The number of apprehensions is indeed up significantly from the last few years. But even at the current pace, Border Patrol Agents would stop fewer than 9,000 people coming from Canada this year; that's less than in the early 2000s, and a rounding error compared to the more than two million on the Mexican border.

A Democrat called the hearing a waste of time and said it would be better spent on serious problems.

"This manufactured northern border crisis," is how Glenn Ivey of Maryland referred to it.

"There's nothing going on with respect to Canada that merits them being treated like some kind of rogue state.... They're a good working partner with the United States."

CBC
CBC

Several Republicans, other than Taylor Greene, went out of their way to point out that their issue wasn't with Canada. The chair of the hearing, Dan Bishop of North Carolina, said: "They're friends — not anything other than that."

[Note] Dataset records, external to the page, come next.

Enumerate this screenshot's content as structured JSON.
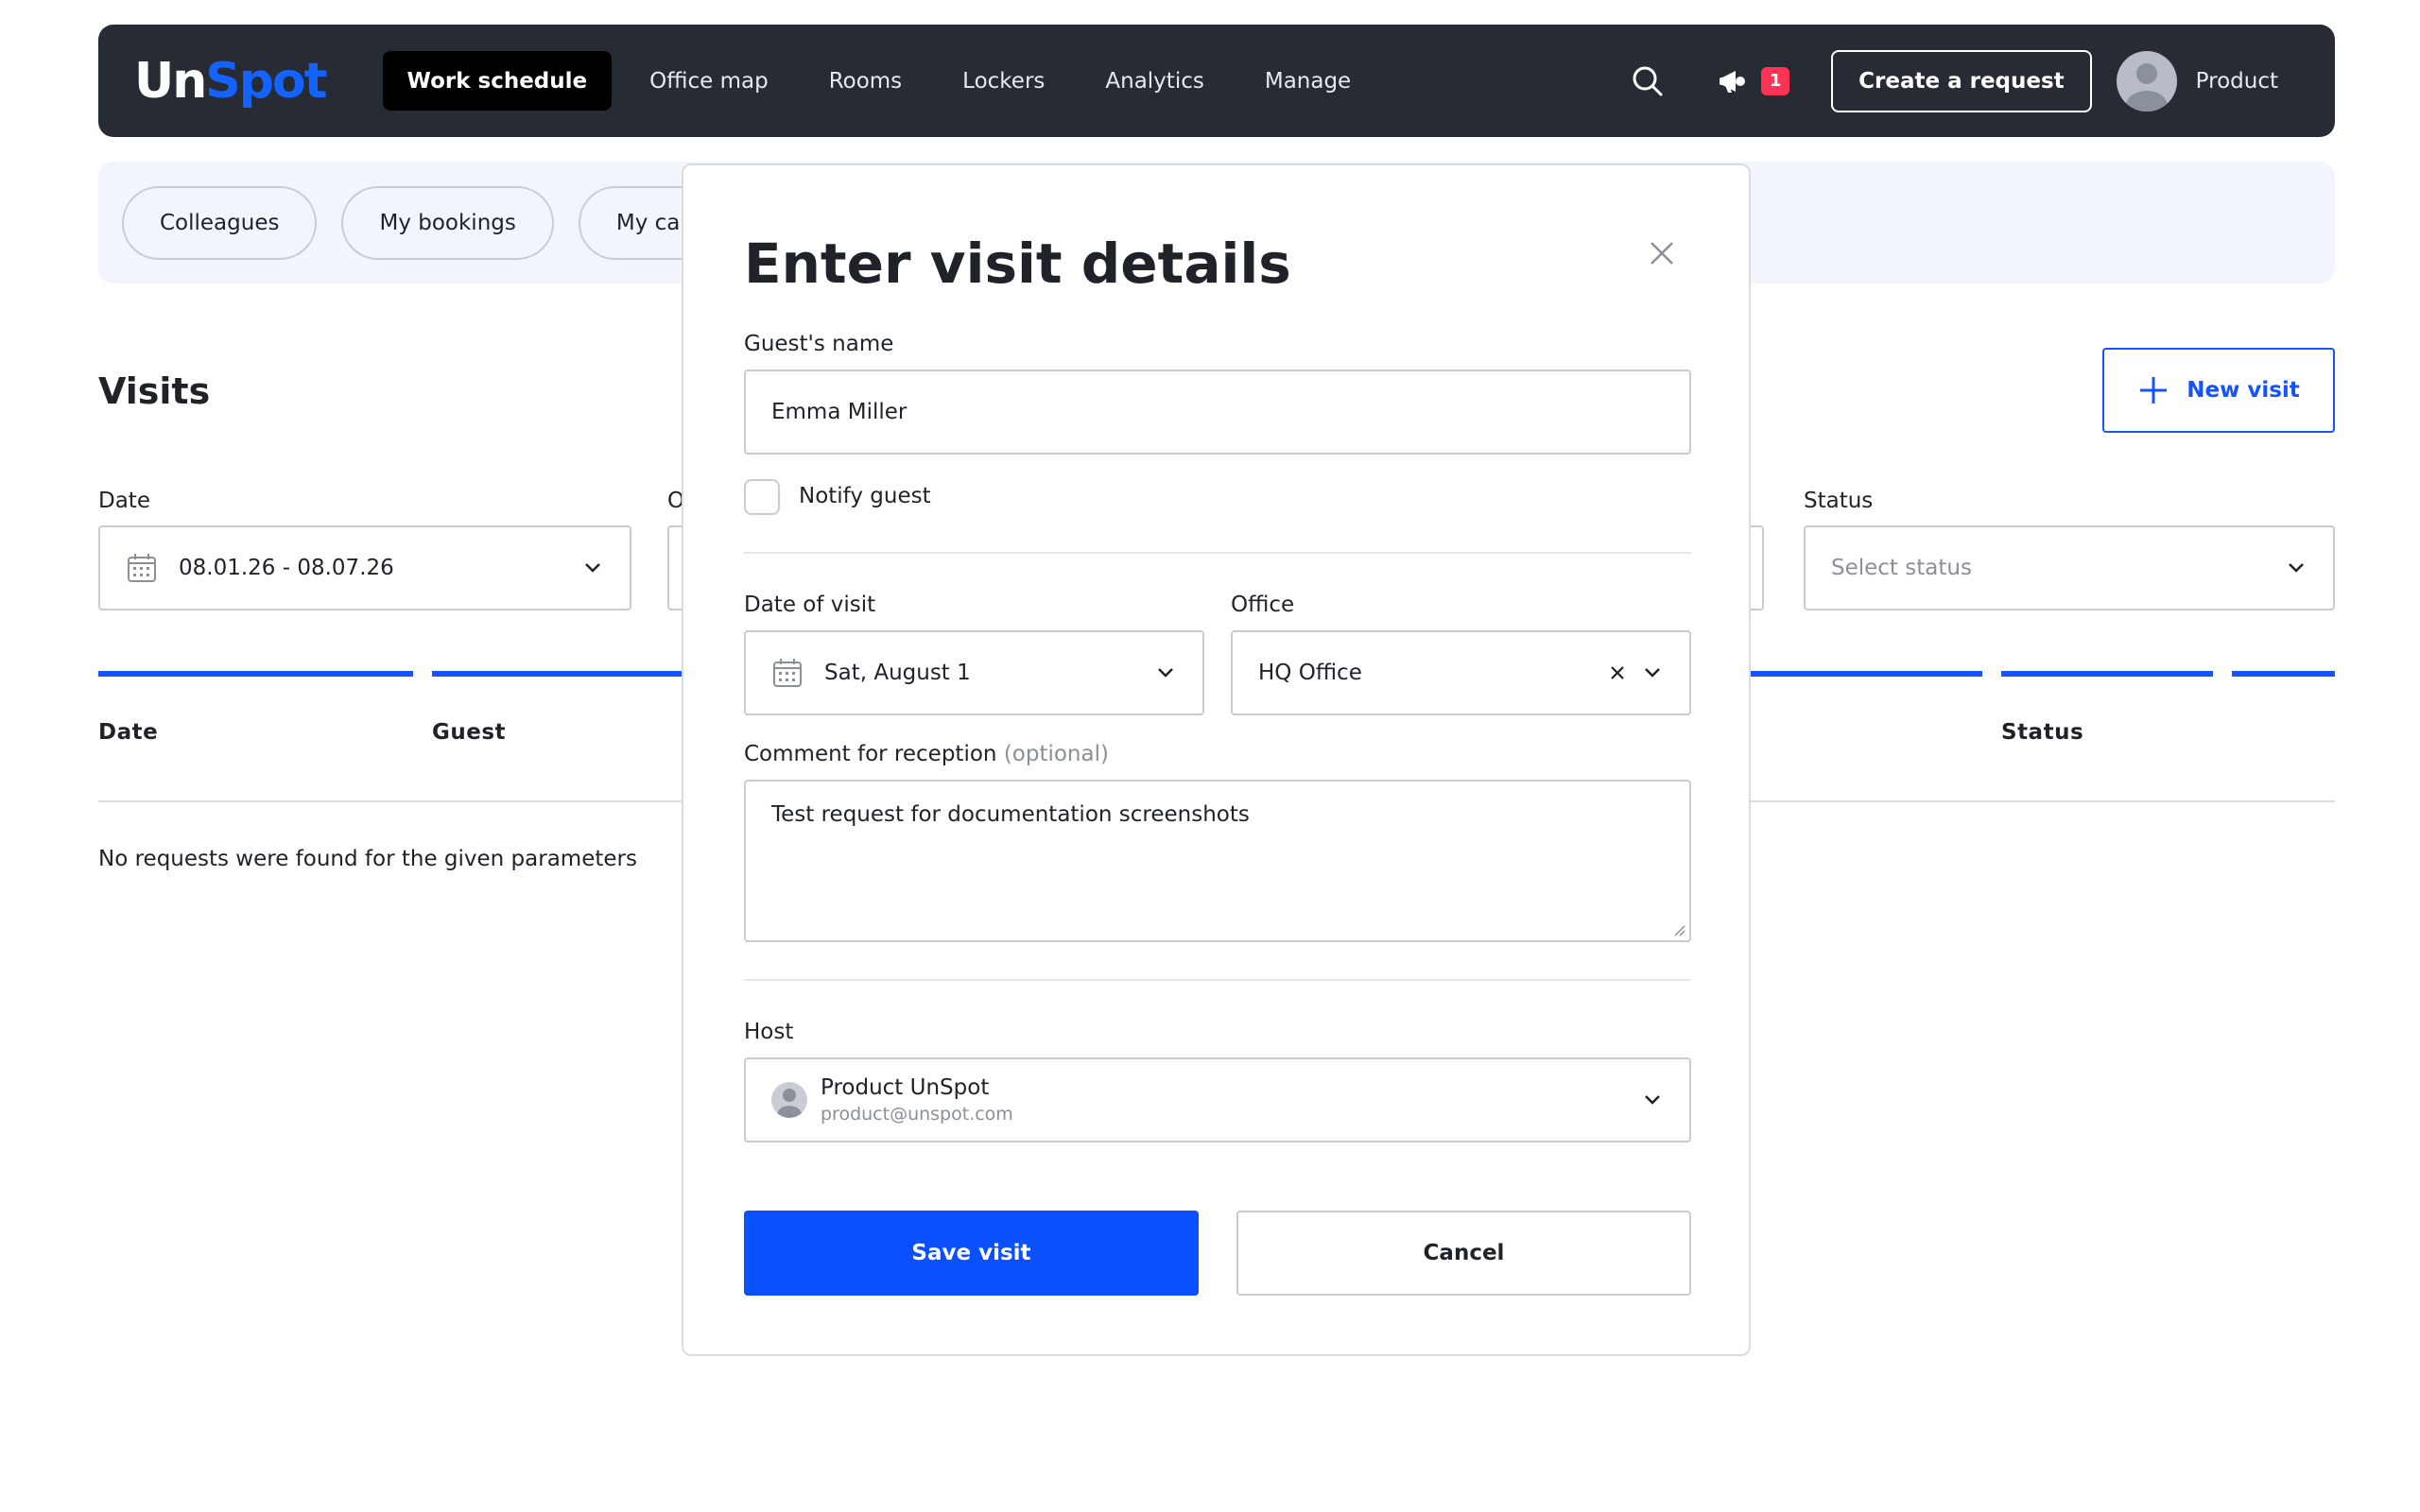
{
  "brand": {
    "logo_part1": "Un",
    "logo_part2": "Spot"
  },
  "nav": {
    "items": [
      {
        "label": "Work schedule",
        "active": true
      },
      {
        "label": "Office map"
      },
      {
        "label": "Rooms"
      },
      {
        "label": "Lockers"
      },
      {
        "label": "Analytics"
      },
      {
        "label": "Manage"
      }
    ]
  },
  "header": {
    "notification_count": "1",
    "create_request_label": "Create a request",
    "user_name": "Product"
  },
  "subtabs": [
    "Colleagues",
    "My bookings",
    "My calendar"
  ],
  "page": {
    "title": "Visits",
    "new_visit_label": "New visit",
    "filters": {
      "date_label": "Date",
      "date_value": "08.01.26 - 08.07.26",
      "office_label": "O",
      "status_label": "Status",
      "status_placeholder": "Select status"
    },
    "columns": {
      "date": "Date",
      "guest": "Guest",
      "status": "Status"
    },
    "empty_message": "No requests were found for the given parameters"
  },
  "modal": {
    "title": "Enter visit details",
    "guest_name_label": "Guest's name",
    "guest_name_value": "Emma Miller",
    "notify_guest_label": "Notify guest",
    "date_label": "Date of visit",
    "date_value": "Sat, August 1",
    "office_label": "Office",
    "office_value": "HQ Office",
    "comment_label": "Comment for reception",
    "comment_optional": "(optional)",
    "comment_value": "Test request for documentation screenshots",
    "host_label": "Host",
    "host_name": "Product UnSpot",
    "host_email": "product@unspot.com",
    "save_label": "Save visit",
    "cancel_label": "Cancel"
  },
  "colors": {
    "accent": "#1553ff",
    "topbar": "#272b33",
    "badge": "#ff3355"
  }
}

The problem, several Republicans said, was that the northern border is severely understaffed. Barely 10 per cent of U.S. Border Patrol Agents are stationed along the vast Canadian frontier, and even among that limited pool many are seconded for stints at the busier Mexican border.

The head of the U.S. Border Patrol Agents' union, Brandon Judd, said: "It's impossible to patrol the [northern] border." He said there's only one agent every 30 miles (48 kilometres).

Some speakers at the hearing referred to the new Canada-U.S. migration pact announced last week while U.S. President Joe Biden was in Ottawa, and suggested it benefited Canada more than the U.S. Others, the Democrats, referred to it as a good example of co-operation between two friendly countries.

What's next

There's no pressure on Canada, for now, to restore visa requirements on Mexicans. At issue is the fact that the country between Canada and Mexico, the U.S., requires a visa for Mexicans to enter.

This was a major irritant years ago. The Harper government created a visa requirement for Mexicans. The Trudeau government relaxed it.

Christinne Muschi/Reuters
Christinne Muschi/Reuters

Some U.S. immigration-watchers have been wondering whether the pressure from the U.S. could come for a policy switch.

Taylor Greene most certainly does not speak for the Biden administration, or for the Democrats who control the Senate, or even for many in her party; but she has a knack, sometimes, for serving as a bellwether of where her party is heading.